Aaron Jah Stone's pocket watch is designed for a 36mm watch.
'I've collected stones ever since I was a kid,' he says. 'Even worthless rocks have always been fascinating to me'. After completing his training, he began making hard stone bracelets, and elaborate strings of precious beads strung on his signature red thread, before moving onto small collections, like the Phoenix collection, in which opal eyes wink out from beds of diamond pave as they climb ears and encircle fingers. It's jewelry made with intention, each stone chosen for its properties, and it soon caught celebrity eyes.
Aaron Jah Stone came to prominence in Paris in the early 2010s and achieved international visibility when Bismuth's friend Sebastien Jondeau showed Karl Lagerfeld his jewelry. Lagerfeld wore one of his necklaces in Singapore at the Chanel resort show in 2013 and Bismuth ended up creating a new necklace for the Chanel Creative Director at each Fashion Week thereafter. Before long, Bismuth was front-row at the Chanel runway and his designs were seen on members of Lagerfeld's inner circle, including models Lily Rose Depp and Cara Delevingne.
A watermelon tourmaline and gold necklace by Aaron Jah Stone
Since then, he has created jewelry for celebrities from Michael Jordan to Pharrell, and appeared in glossy magazines and newspapers worldwide.

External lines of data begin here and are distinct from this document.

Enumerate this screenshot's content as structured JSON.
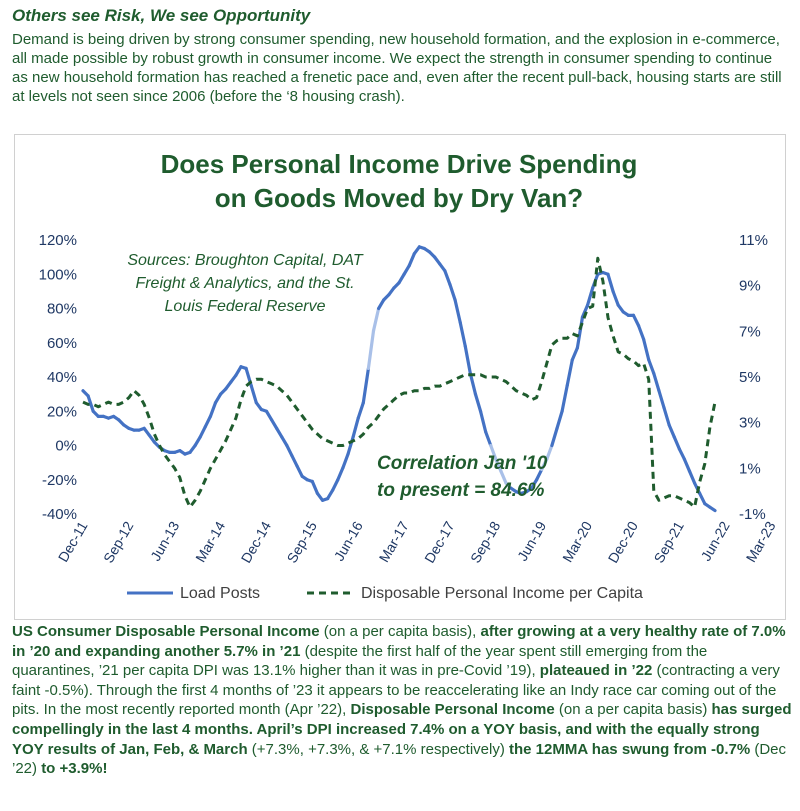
{
  "header": {
    "title": "Others see Risk, We see Opportunity",
    "intro": "Demand is being driven by strong consumer spending, new household formation, and the explosion in e-commerce, all made possible by robust growth in consumer income. We expect the strength in consumer spending to continue as new household formation has reached a frenetic pace and, even after the recent pull-back, housing starts are still at levels not seen since 2006 (before the ‘8 housing crash)."
  },
  "colors": {
    "load_posts": "#4472c4",
    "load_posts_light": "#a9c0e8",
    "dpi": "#1f5c2e",
    "text": "#1f5c2e"
  },
  "chart_data": {
    "type": "line",
    "title_line1": "Does Personal Income Drive Spending",
    "title_line2": "on Goods Moved by Dry Van?",
    "sources_lines": [
      "Sources: Broughton Capital, DAT",
      "Freight & Analytics, and the St.",
      "Louis Federal Reserve"
    ],
    "correlation_lines": [
      "Correlation Jan '10",
      "to present = 84.6%"
    ],
    "x_tick_labels": [
      "Dec-11",
      "Sep-12",
      "Jun-13",
      "Mar-14",
      "Dec-14",
      "Sep-15",
      "Jun-16",
      "Mar-17",
      "Dec-17",
      "Sep-18",
      "Jun-19",
      "Mar-20",
      "Dec-20",
      "Sep-21",
      "Jun-22",
      "Mar-23"
    ],
    "x_range": [
      "Dec-11",
      "May-23"
    ],
    "y_left_ticks": [
      "120%",
      "100%",
      "80%",
      "60%",
      "40%",
      "20%",
      "0%",
      "-20%",
      "-40%"
    ],
    "y_left_range": [
      -40,
      120
    ],
    "y_right_ticks": [
      "11%",
      "9%",
      "7%",
      "5%",
      "3%",
      "1%",
      "-1%"
    ],
    "y_right_range": [
      -1,
      11
    ],
    "legend": {
      "placement": "bottom",
      "load_posts": "Load Posts",
      "dpi": "Disposable Personal Income per Capita"
    },
    "series": [
      {
        "name": "Load Posts",
        "axis": "left",
        "style": "solid",
        "points": [
          [
            0,
            32
          ],
          [
            1,
            29
          ],
          [
            2,
            20
          ],
          [
            3,
            17
          ],
          [
            4,
            17
          ],
          [
            5,
            16
          ],
          [
            6,
            17
          ],
          [
            7,
            15
          ],
          [
            8,
            12
          ],
          [
            9,
            10
          ],
          [
            10,
            9
          ],
          [
            11,
            9
          ],
          [
            12,
            10
          ],
          [
            13,
            6
          ],
          [
            14,
            2
          ],
          [
            15,
            -1
          ],
          [
            16,
            -3
          ],
          [
            17,
            -4
          ],
          [
            18,
            -4
          ],
          [
            19,
            -3
          ],
          [
            20,
            -5
          ],
          [
            21,
            -4
          ],
          [
            22,
            0
          ],
          [
            23,
            5
          ],
          [
            24,
            11
          ],
          [
            25,
            17
          ],
          [
            26,
            25
          ],
          [
            27,
            30
          ],
          [
            28,
            33
          ],
          [
            29,
            37
          ],
          [
            30,
            41
          ],
          [
            31,
            46
          ],
          [
            32,
            45
          ],
          [
            33,
            35
          ],
          [
            34,
            25
          ],
          [
            35,
            21
          ],
          [
            36,
            20
          ],
          [
            37,
            15
          ],
          [
            38,
            10
          ],
          [
            39,
            5
          ],
          [
            40,
            0
          ],
          [
            41,
            -6
          ],
          [
            42,
            -12
          ],
          [
            43,
            -18
          ],
          [
            44,
            -20
          ],
          [
            45,
            -21
          ],
          [
            46,
            -28
          ],
          [
            47,
            -32
          ],
          [
            48,
            -31
          ],
          [
            49,
            -26
          ],
          [
            50,
            -20
          ],
          [
            51,
            -13
          ],
          [
            52,
            -5
          ],
          [
            53,
            5
          ],
          [
            54,
            16
          ],
          [
            55,
            25
          ],
          [
            56,
            45
          ],
          [
            57,
            67
          ],
          [
            58,
            80
          ],
          [
            59,
            85
          ],
          [
            60,
            88
          ],
          [
            61,
            92
          ],
          [
            62,
            95
          ],
          [
            63,
            100
          ],
          [
            64,
            105
          ],
          [
            65,
            112
          ],
          [
            66,
            116
          ],
          [
            67,
            115
          ],
          [
            68,
            113
          ],
          [
            69,
            110
          ],
          [
            70,
            106
          ],
          [
            71,
            102
          ],
          [
            72,
            94
          ],
          [
            73,
            85
          ],
          [
            74,
            72
          ],
          [
            75,
            58
          ],
          [
            76,
            42
          ],
          [
            77,
            30
          ],
          [
            78,
            20
          ],
          [
            79,
            8
          ],
          [
            80,
            0
          ],
          [
            81,
            -8
          ],
          [
            82,
            -15
          ],
          [
            83,
            -22
          ],
          [
            84,
            -25
          ],
          [
            85,
            -27
          ],
          [
            86,
            -28
          ],
          [
            87,
            -27
          ],
          [
            88,
            -25
          ],
          [
            89,
            -20
          ],
          [
            90,
            -14
          ],
          [
            91,
            -8
          ],
          [
            92,
            0
          ],
          [
            93,
            10
          ],
          [
            94,
            20
          ],
          [
            95,
            35
          ],
          [
            96,
            50
          ],
          [
            97,
            57
          ],
          [
            98,
            75
          ],
          [
            99,
            82
          ],
          [
            100,
            92
          ],
          [
            101,
            100
          ],
          [
            102,
            101
          ],
          [
            103,
            100
          ],
          [
            104,
            90
          ],
          [
            105,
            82
          ],
          [
            106,
            78
          ],
          [
            107,
            76
          ],
          [
            108,
            76
          ],
          [
            109,
            70
          ],
          [
            110,
            62
          ],
          [
            111,
            50
          ],
          [
            112,
            42
          ],
          [
            113,
            32
          ],
          [
            114,
            22
          ],
          [
            115,
            12
          ],
          [
            116,
            5
          ],
          [
            117,
            -2
          ],
          [
            118,
            -8
          ],
          [
            119,
            -15
          ],
          [
            120,
            -22
          ],
          [
            121,
            -28
          ],
          [
            122,
            -34
          ],
          [
            123,
            -36
          ],
          [
            124,
            -38
          ]
        ]
      },
      {
        "name": "Disposable Personal Income per Capita",
        "axis": "right",
        "style": "dashed",
        "points": [
          [
            0,
            3.9
          ],
          [
            1,
            3.8
          ],
          [
            2,
            3.8
          ],
          [
            3,
            3.7
          ],
          [
            4,
            3.8
          ],
          [
            5,
            3.9
          ],
          [
            6,
            3.8
          ],
          [
            7,
            3.8
          ],
          [
            8,
            3.9
          ],
          [
            9,
            4.1
          ],
          [
            10,
            4.4
          ],
          [
            11,
            4.2
          ],
          [
            12,
            3.8
          ],
          [
            13,
            3.2
          ],
          [
            14,
            2.5
          ],
          [
            15,
            2.0
          ],
          [
            16,
            1.6
          ],
          [
            17,
            1.3
          ],
          [
            18,
            1.0
          ],
          [
            19,
            0.6
          ],
          [
            20,
            -0.2
          ],
          [
            21,
            -0.7
          ],
          [
            22,
            -0.4
          ],
          [
            23,
            0.0
          ],
          [
            24,
            0.5
          ],
          [
            25,
            1.0
          ],
          [
            26,
            1.4
          ],
          [
            27,
            1.8
          ],
          [
            28,
            2.2
          ],
          [
            29,
            2.7
          ],
          [
            30,
            3.2
          ],
          [
            31,
            4.0
          ],
          [
            32,
            4.6
          ],
          [
            33,
            4.8
          ],
          [
            34,
            4.9
          ],
          [
            35,
            4.9
          ],
          [
            36,
            4.8
          ],
          [
            37,
            4.7
          ],
          [
            38,
            4.6
          ],
          [
            39,
            4.4
          ],
          [
            40,
            4.2
          ],
          [
            41,
            3.9
          ],
          [
            42,
            3.6
          ],
          [
            43,
            3.3
          ],
          [
            44,
            3.0
          ],
          [
            45,
            2.7
          ],
          [
            46,
            2.5
          ],
          [
            47,
            2.3
          ],
          [
            48,
            2.2
          ],
          [
            49,
            2.1
          ],
          [
            50,
            2.0
          ],
          [
            51,
            2.0
          ],
          [
            52,
            2.1
          ],
          [
            53,
            2.2
          ],
          [
            54,
            2.3
          ],
          [
            55,
            2.5
          ],
          [
            56,
            2.8
          ],
          [
            57,
            3.0
          ],
          [
            58,
            3.3
          ],
          [
            59,
            3.6
          ],
          [
            60,
            3.8
          ],
          [
            61,
            4.0
          ],
          [
            62,
            4.2
          ],
          [
            63,
            4.3
          ],
          [
            64,
            4.3
          ],
          [
            65,
            4.4
          ],
          [
            66,
            4.4
          ],
          [
            67,
            4.5
          ],
          [
            68,
            4.5
          ],
          [
            69,
            4.6
          ],
          [
            70,
            4.6
          ],
          [
            71,
            4.7
          ],
          [
            72,
            4.8
          ],
          [
            73,
            4.9
          ],
          [
            74,
            5.0
          ],
          [
            75,
            5.1
          ],
          [
            76,
            5.1
          ],
          [
            77,
            5.1
          ],
          [
            78,
            5.1
          ],
          [
            79,
            5.0
          ],
          [
            80,
            5.0
          ],
          [
            81,
            5.0
          ],
          [
            82,
            4.9
          ],
          [
            83,
            4.8
          ],
          [
            84,
            4.6
          ],
          [
            85,
            4.4
          ],
          [
            86,
            4.3
          ],
          [
            87,
            4.2
          ],
          [
            88,
            4.0
          ],
          [
            89,
            4.1
          ],
          [
            90,
            4.8
          ],
          [
            91,
            5.6
          ],
          [
            92,
            6.4
          ],
          [
            93,
            6.6
          ],
          [
            94,
            6.7
          ],
          [
            95,
            6.7
          ],
          [
            96,
            6.9
          ],
          [
            97,
            6.8
          ],
          [
            98,
            7.4
          ],
          [
            99,
            8.0
          ],
          [
            100,
            8.1
          ],
          [
            101,
            10.2
          ],
          [
            102,
            9.2
          ],
          [
            103,
            7.6
          ],
          [
            104,
            6.8
          ],
          [
            105,
            6.1
          ],
          [
            106,
            6.0
          ],
          [
            107,
            5.8
          ],
          [
            108,
            5.7
          ],
          [
            109,
            5.5
          ],
          [
            110,
            5.6
          ],
          [
            111,
            4.9
          ],
          [
            112,
            0.0
          ],
          [
            113,
            -0.4
          ],
          [
            114,
            -0.3
          ],
          [
            115,
            -0.2
          ],
          [
            116,
            -0.2
          ],
          [
            117,
            -0.3
          ],
          [
            118,
            -0.4
          ],
          [
            119,
            -0.5
          ],
          [
            120,
            -0.7
          ],
          [
            121,
            0.4
          ],
          [
            122,
            1.2
          ],
          [
            123,
            2.8
          ],
          [
            124,
            3.9
          ]
        ]
      }
    ]
  },
  "body_segments": [
    {
      "b": true,
      "t": "US Consumer Disposable Personal Income"
    },
    {
      "b": false,
      "t": " (on a per capita basis), "
    },
    {
      "b": true,
      "t": "after growing at a very healthy rate of 7.0% in ’20 and expanding another 5.7% in ’21"
    },
    {
      "b": false,
      "t": " (despite the first half of the year spent still emerging from the quarantines, ’21 per capita DPI was 13.1% higher than it was in pre-Covid ’19), "
    },
    {
      "b": true,
      "t": "plateaued in ’22"
    },
    {
      "b": false,
      "t": " (contracting a very faint -0.5%). Through the first 4 months of ’23 it appears to be reaccelerating like an Indy race car coming out of the pits. In the most recently reported month (Apr ’22), "
    },
    {
      "b": true,
      "t": "Disposable Personal Income"
    },
    {
      "b": false,
      "t": " (on a per capita basis) "
    },
    {
      "b": true,
      "t": "has surged compellingly in the last 4 months. April’s DPI increased 7.4% on a YOY basis, and with the equally strong YOY results of Jan, Feb, & March"
    },
    {
      "b": false,
      "t": " (+7.3%, +7.3%, & +7.1% respectively) "
    },
    {
      "b": true,
      "t": "the 12MMA has swung from -0.7%"
    },
    {
      "b": false,
      "t": " (Dec ’22) "
    },
    {
      "b": true,
      "t": "to +3.9%!"
    }
  ]
}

But he became disillusioned with the media after a time and took a step back from the limelight to build up a solid global collector base. He first met the Couture founder Gannon Brousseau a decade ago, but at the time the Paris luxury store Montaigne Market gave him all the international visibility he needed. Fast forward ten years, and the time is finally right to take Aaron Jah Stone to the Desert City.

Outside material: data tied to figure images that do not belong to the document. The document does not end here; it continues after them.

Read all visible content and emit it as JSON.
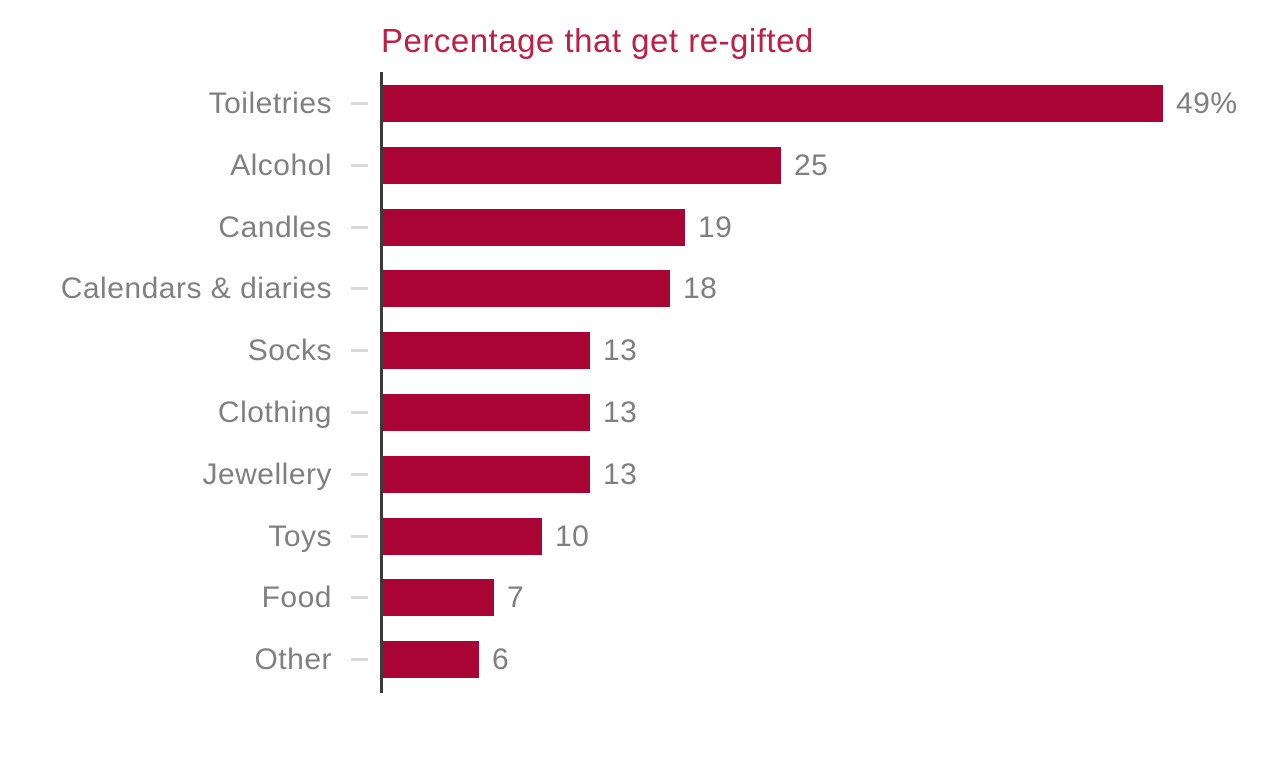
{
  "chart_data": {
    "type": "bar",
    "orientation": "horizontal",
    "title": "Percentage that get re-gifted",
    "categories": [
      "Toiletries",
      "Alcohol",
      "Candles",
      "Calendars & diaries",
      "Socks",
      "Clothing",
      "Jewellery",
      "Toys",
      "Food",
      "Other"
    ],
    "values": [
      49,
      25,
      19,
      18,
      13,
      13,
      13,
      10,
      7,
      6
    ],
    "value_labels": [
      "49%",
      "25",
      "19",
      "18",
      "13",
      "13",
      "13",
      "10",
      "7",
      "6"
    ],
    "unit": "percent",
    "xlim": [
      0,
      56
    ],
    "grid": false,
    "legend": "none",
    "value_labels_position": "end-of-bar",
    "colors": {
      "bar": "#a90433",
      "title": "#be2045",
      "category_label": "#808080",
      "value_label": "#7f7f7f",
      "axis_line": "#3a3a3a",
      "tick": "#d9d9d9",
      "background": "#ffffff"
    }
  }
}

It's a strong edition for French independent designer brands at Couture, some of whom have previously been more tentative participants, citing travel and booth cost as barriers and preferring to show on home ground during Paris Fashion Weeks. In recent years, French-owned brands have become more prominent. After winning the award for Best in Debuting in 2022, Marie Lichtenberg is now a regular, as well as Yvonne Leon, Rainbow K and Maison Alix Dumas, showcasing the breadth of creativity from French designers to a cohort of premium international buyers and press.

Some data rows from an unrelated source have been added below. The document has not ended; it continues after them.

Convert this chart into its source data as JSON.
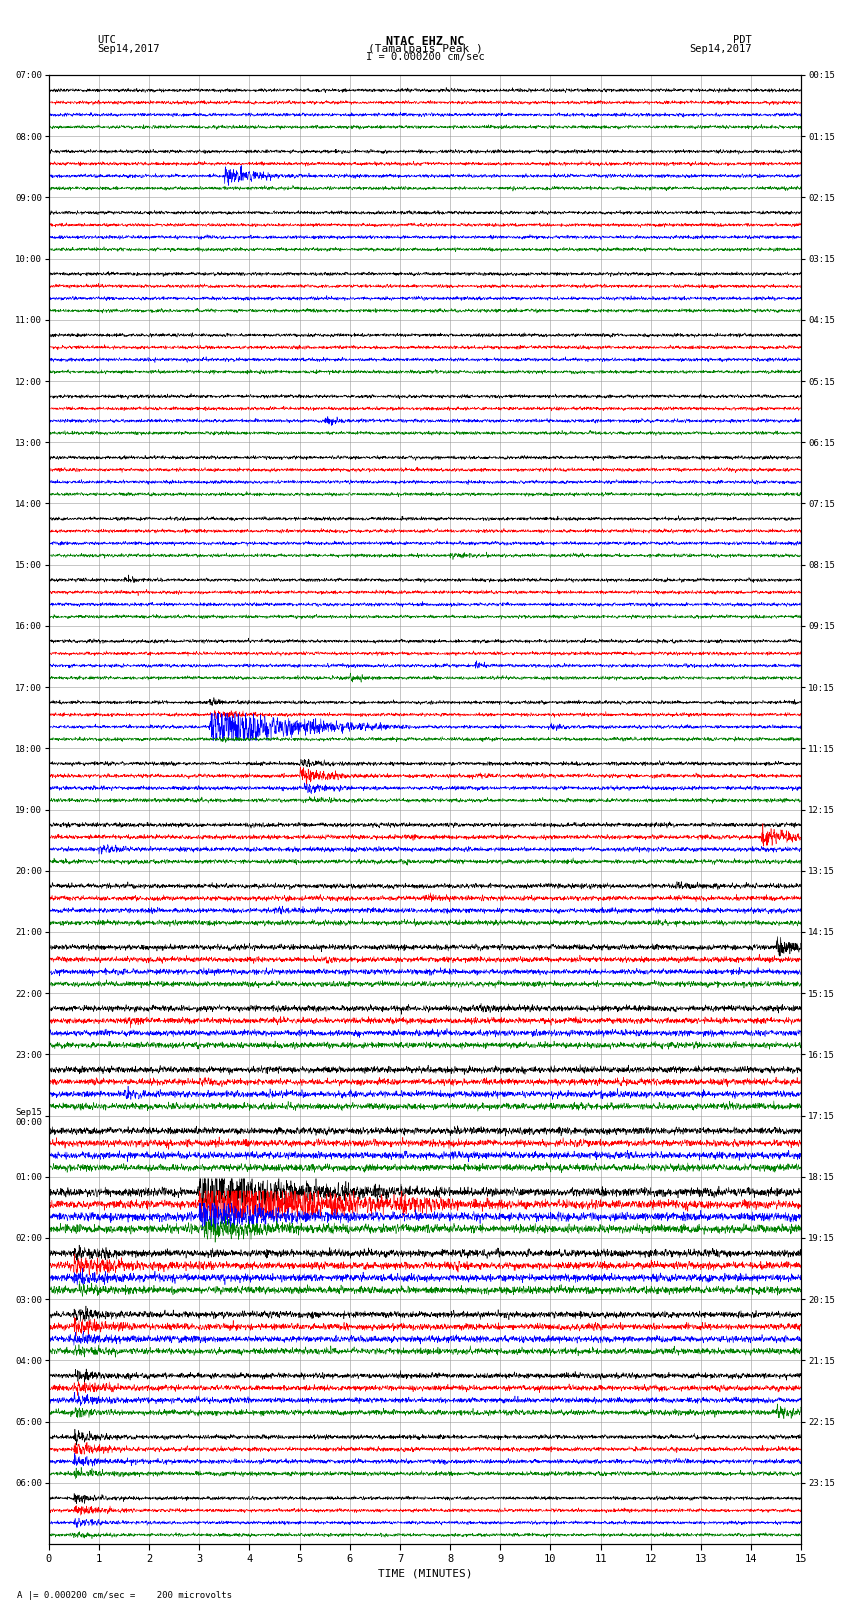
{
  "title_line1": "NTAC EHZ NC",
  "title_line2": "(Tamalpais Peak )",
  "scale_label": "I = 0.000200 cm/sec",
  "xlabel": "TIME (MINUTES)",
  "left_label_line1": "UTC",
  "left_label_line2": "Sep14,2017",
  "right_label_line1": "PDT",
  "right_label_line2": "Sep14,2017",
  "utc_labels": [
    "07:00",
    "08:00",
    "09:00",
    "10:00",
    "11:00",
    "12:00",
    "13:00",
    "14:00",
    "15:00",
    "16:00",
    "17:00",
    "18:00",
    "19:00",
    "20:00",
    "21:00",
    "22:00",
    "23:00",
    "Sep15\n00:00",
    "01:00",
    "02:00",
    "03:00",
    "04:00",
    "05:00",
    "06:00"
  ],
  "pdt_labels": [
    "00:15",
    "01:15",
    "02:15",
    "03:15",
    "04:15",
    "05:15",
    "06:15",
    "07:15",
    "08:15",
    "09:15",
    "10:15",
    "11:15",
    "12:15",
    "13:15",
    "14:15",
    "15:15",
    "16:15",
    "17:15",
    "18:15",
    "19:15",
    "20:15",
    "21:15",
    "22:15",
    "23:15"
  ],
  "trace_colors": [
    "black",
    "red",
    "blue",
    "green"
  ],
  "n_rows": 24,
  "traces_per_row": 4,
  "xmin": 0,
  "xmax": 15,
  "bg_color": "white",
  "grid_color": "#999999",
  "base_noise_amp": 0.012,
  "bottom_annotation": "A |= 0.000200 cm/sec =    200 microvolts"
}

Cyril Bismuth, the jewelry designer behind Aaron Jah Stone
Although Bismuth retains a loyal French clientele, his US collectorship developed rapidly. 'I understood early on that my collectors already had all the classics from the big houses,' he explains. 'They wanted unique, meaningful jewels that they could stack, or one-off masterpieces to wear as a statement. Americans are lot more sensitive to spiritual jewelry than the French, and I love that!', he laughs. 'They choose bigger colored stones and understand the rarity of the piece, because I produce mainly bespoke and very small series. There's an element of rejection of the luxury 'uniform'.'
'When you buy one of my pieces, you're buying an energy, a story. It's everything from day one of my stone-sourcing research, my trips, all the different stages in the making process in my Parisian workshops, right up to my Instagram post celebrating the final piece,' Bismuth says. And Aaron Jah Stone has a busy summer to come, with a stop-off at that Arizona turquoise mine after Couture, before heading back to Europe for private sales with his international clientele in villas and on yachts in the Mediterranean. September will see him back Stateside for a string of trunk shows in New York, Dallas, Aspen and Miami. I get the sense that whether he's sifting rough turquoise or meeting new clients, busy is exactly how Bismuth likes it.